The Mudcat Café TM
Thread #4518   Message #2334079
Posted By: GUEST, Sminky
06-May-08 - 11:28 AM
Thread Name: Origins: Do ye ken John Peel?
Subject: RE: Origins: Do ye ken John Peel?
I have just picked up a copy of 'Round Carlisle Cross' by James Walter Brown, (this edition was published in 1951, 21 years after the author's death).

There is a chapter devoted to William Metcalfe which includes the following passage:

[quote]
it was through his association with the hunting song, "John Peel", that Metcalfe's name will be longest remembered, and it now remains to relate how that arose. About this I claim to speak with authority, for I was on terms of intimate friendship with those concerned in the matter, and often discussed it with them.

Up till 1868 the song, as I have said, was sung to the notes of the present refrain.
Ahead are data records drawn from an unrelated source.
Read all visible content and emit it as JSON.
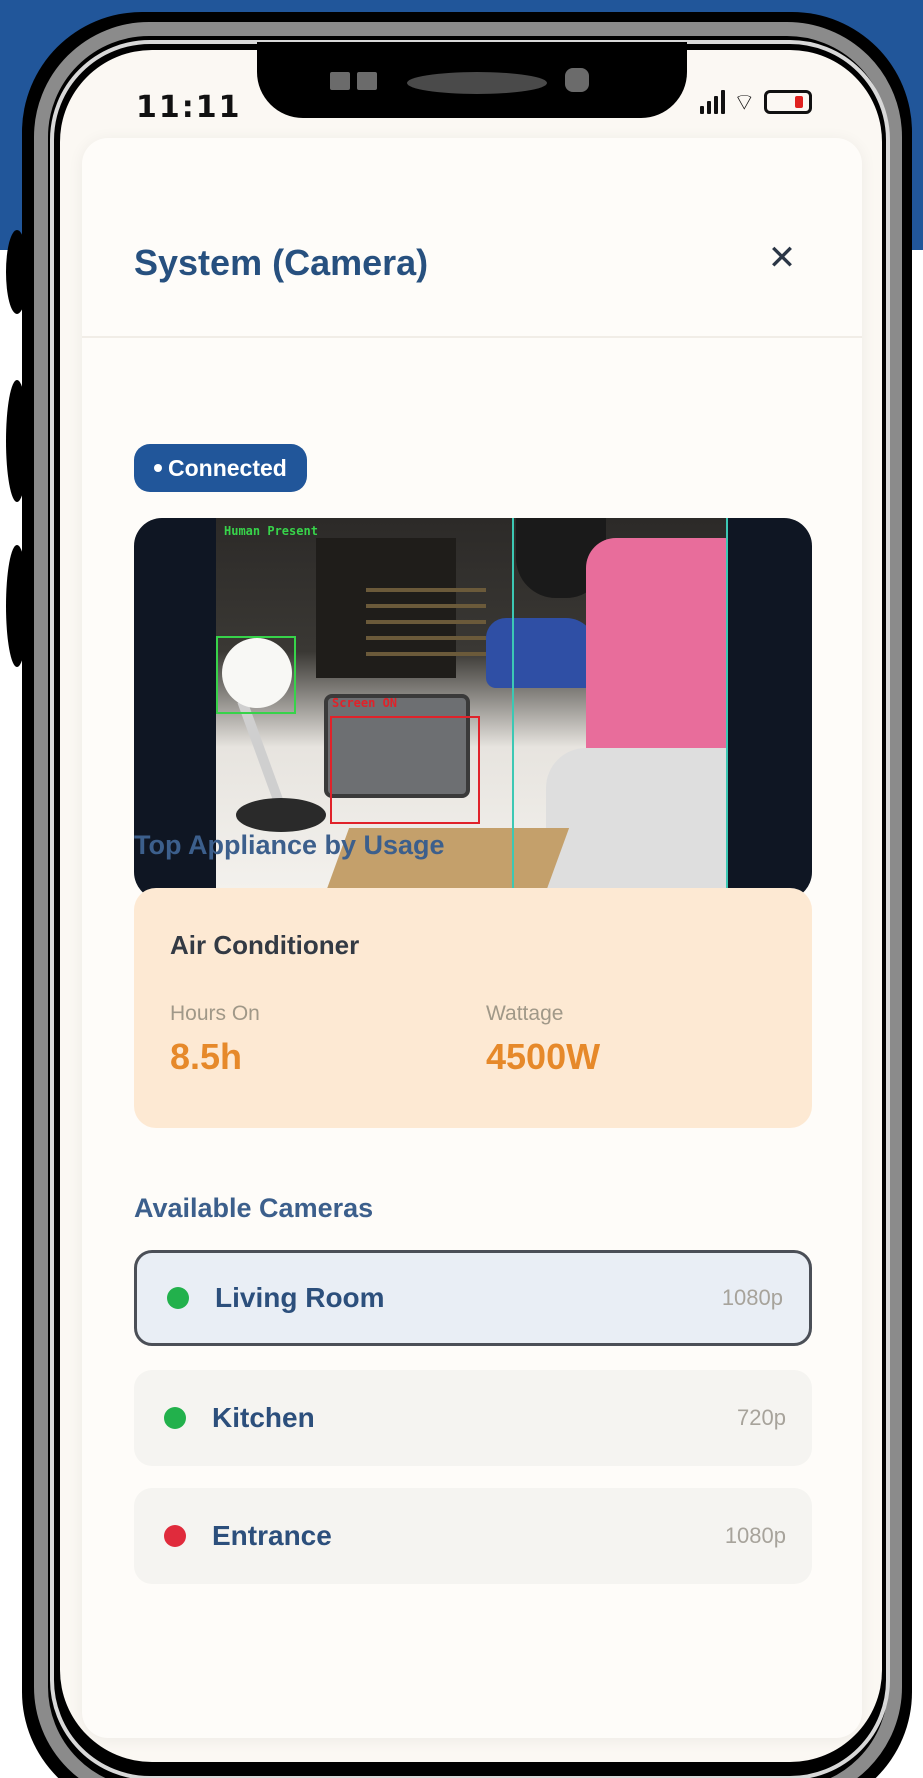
{
  "status_bar": {
    "time": "11:11",
    "icons": [
      "signal-icon",
      "wifi-icon",
      "battery-icon"
    ],
    "battery_color": "#e0221f"
  },
  "modal": {
    "title": "System (Camera)",
    "close_icon": "close-icon",
    "connection_badge": "Connected"
  },
  "camera_feed": {
    "detection_labels": [
      "Human Present",
      "Screen ON"
    ],
    "detection_colors": {
      "human": "#37d34a",
      "screen": "#e0222a",
      "guides": "#3cc8b4"
    }
  },
  "top_appliance": {
    "section_label": "Top Appliance by Usage",
    "name": "Air Conditioner",
    "hours_label": "Hours On",
    "hours_value": "8.5h",
    "wattage_label": "Wattage",
    "wattage_value": "4500W"
  },
  "cameras": {
    "section_label": "Available Cameras",
    "items": [
      {
        "name": "Living Room",
        "resolution": "1080p",
        "status_color": "#22b14c",
        "selected": true
      },
      {
        "name": "Kitchen",
        "resolution": "720p",
        "status_color": "#22b14c",
        "selected": false
      },
      {
        "name": "Entrance",
        "resolution": "1080p",
        "status_color": "#e02b3c",
        "selected": false
      }
    ]
  },
  "colors": {
    "brand_blue": "#21569a",
    "title_text": "#27507f",
    "accent_orange": "#e6892a",
    "appliance_bg": "#fde9d3"
  }
}
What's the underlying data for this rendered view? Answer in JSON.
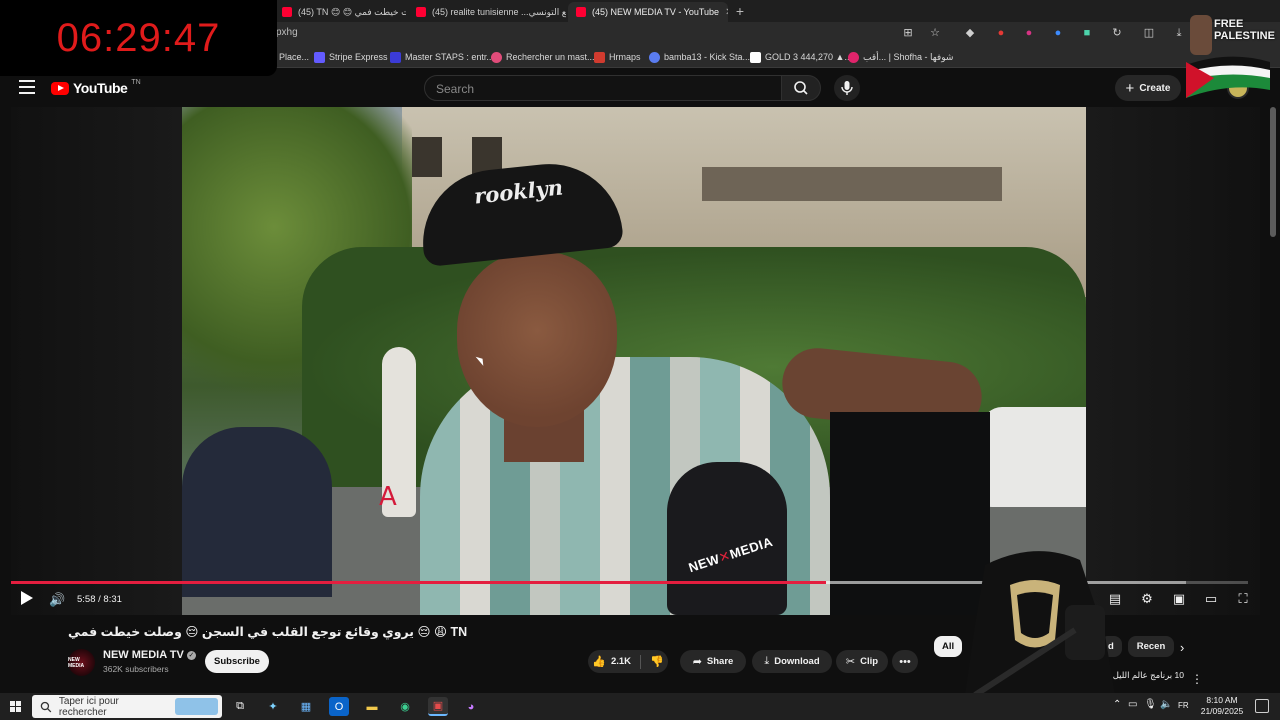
{
  "clock": {
    "time": "06:29:47"
  },
  "browser": {
    "tabs": [
      {
        "label": "(45) TN 😊 😊 وصلت خيطت فمي",
        "active": false
      },
      {
        "label": "(45) realite tunisienne ...وقائع التونسي",
        "active": false
      },
      {
        "label": "(45) NEW MEDIA TV - YouTube",
        "active": true
      }
    ],
    "url_fragment": "pxhg",
    "bookmarks": [
      {
        "label": "Place...",
        "color": "#1877f2"
      },
      {
        "label": "Stripe Express",
        "color": "#635bff"
      },
      {
        "label": "Master STAPS : entr...",
        "color": "#3b3bd6"
      },
      {
        "label": "Rechercher un mast...",
        "color": "#e14c7a"
      },
      {
        "label": "Hrmaps",
        "color": "#d13b2f"
      },
      {
        "label": "bamba13 - Kick Sta...",
        "color": "#5a7cf0"
      },
      {
        "label": "GOLD 3 444,270 ▲...",
        "color": "#ffffff"
      },
      {
        "label": "أقب... | Shofha - شوفها",
        "color": "#e0246b"
      }
    ]
  },
  "overlay": {
    "free_palestine": [
      "FREE",
      "PALESTINE"
    ]
  },
  "youtube": {
    "logo_text": "YouTube",
    "logo_country": "TN",
    "search_placeholder": "Search",
    "create_label": "Create"
  },
  "player": {
    "mic_brand_left": "NEW",
    "mic_brand_right": "MEDIA",
    "cap_text": "rooklyn",
    "time_current": "5:58",
    "time_total": "8:31",
    "time_readout": "5:58 / 8:31",
    "progress_played": 0.659,
    "progress_loaded": 0.95
  },
  "video": {
    "title": "يروي وقائع توجع القلب في السجن 😔 وصلت خيطت فمي 😔 😩 TN",
    "channel": {
      "name": "NEW MEDIA TV",
      "subscribers": "362K subscribers",
      "avatar_text": "NEW MEDIA"
    },
    "subscribe_label": "Subscribe",
    "likes": "2.1K",
    "share_label": "Share",
    "download_label": "Download",
    "clip_label": "Clip"
  },
  "chips": [
    {
      "label": "All",
      "active": true
    },
    {
      "label": "d",
      "active": false
    },
    {
      "label": "Recen",
      "active": false
    }
  ],
  "recommendation_snippet": "10 برنامج عالم الليل",
  "taskbar": {
    "search_placeholder": "Taper ici pour rechercher",
    "language": "FR",
    "time": "8:10 AM",
    "date": "21/09/2025"
  }
}
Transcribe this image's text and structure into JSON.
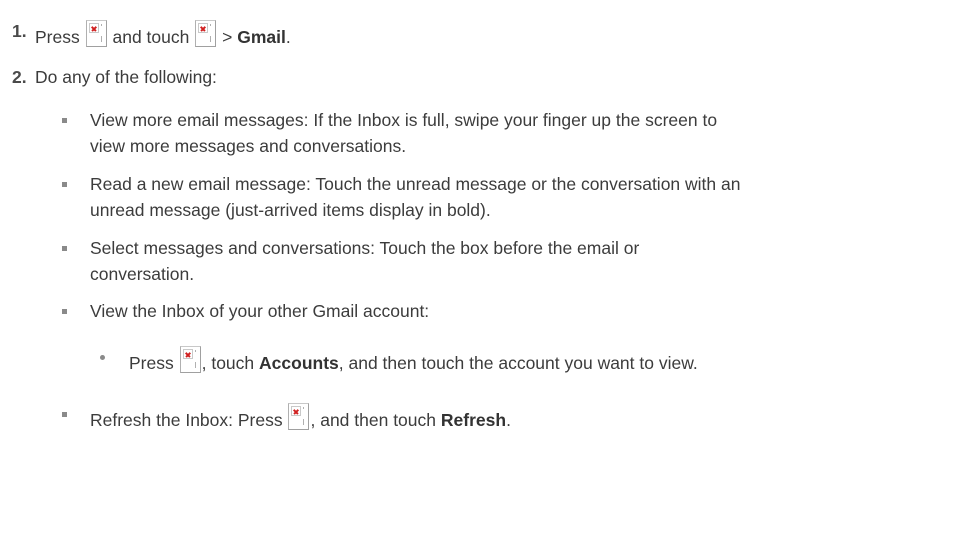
{
  "steps": [
    {
      "number": "1.",
      "text_press": "Press",
      "text_and_touch": "and touch",
      "text_gt": ">",
      "gmail": "Gmail",
      "period": "."
    },
    {
      "number": "2.",
      "text": "Do any of the following:"
    }
  ],
  "bullets": {
    "view_more": {
      "line1": "View more email messages: If the Inbox is full, swipe your finger up the screen to",
      "line2": "view more messages and conversations."
    },
    "read_new": {
      "line1": "Read a new email message: Touch the unread message or the conversation with an",
      "line2": "unread message (just-arrived items display in bold)."
    },
    "select": {
      "line1": "Select messages and conversations: Touch the box before the email or",
      "line2": "conversation."
    },
    "view_inbox": {
      "line1": "View the Inbox of your other Gmail account:"
    },
    "sub_press": {
      "text_press": "Press",
      "text_touch": ", touch",
      "accounts": "Accounts",
      "text_rest": ", and then touch the account you want to view."
    },
    "refresh": {
      "text_a": "Refresh the Inbox: Press",
      "text_b": ", and then touch",
      "refresh": "Refresh",
      "period": "."
    }
  },
  "icons": [
    "broken-image-icon"
  ]
}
In June of that year my old friend John Clarkson, who was one of that group of clever amateur entertainers whom I have already mentioned, was, on the point of his leaving Carlisle, entertained to a farewell dinner. On that occasion the late Mr.William Lattimer, younger brother of the better known Robert Lattimer, sang John Woodcock Grave's song ,"D'ye ken John Peel". Metcalfe was at once struck by its adaptability as a capital hunting song. Later he went to Mr.Lattimer's residence, at Holme Head, and took down the music from Mr.Lattimer's singing. He then, after considerable research, found the music of the Scotch "rant" "Bonnie Annie" which was in Grave's mind when he wrote the song, and from that air Metcalfe composed the tune as it now exists.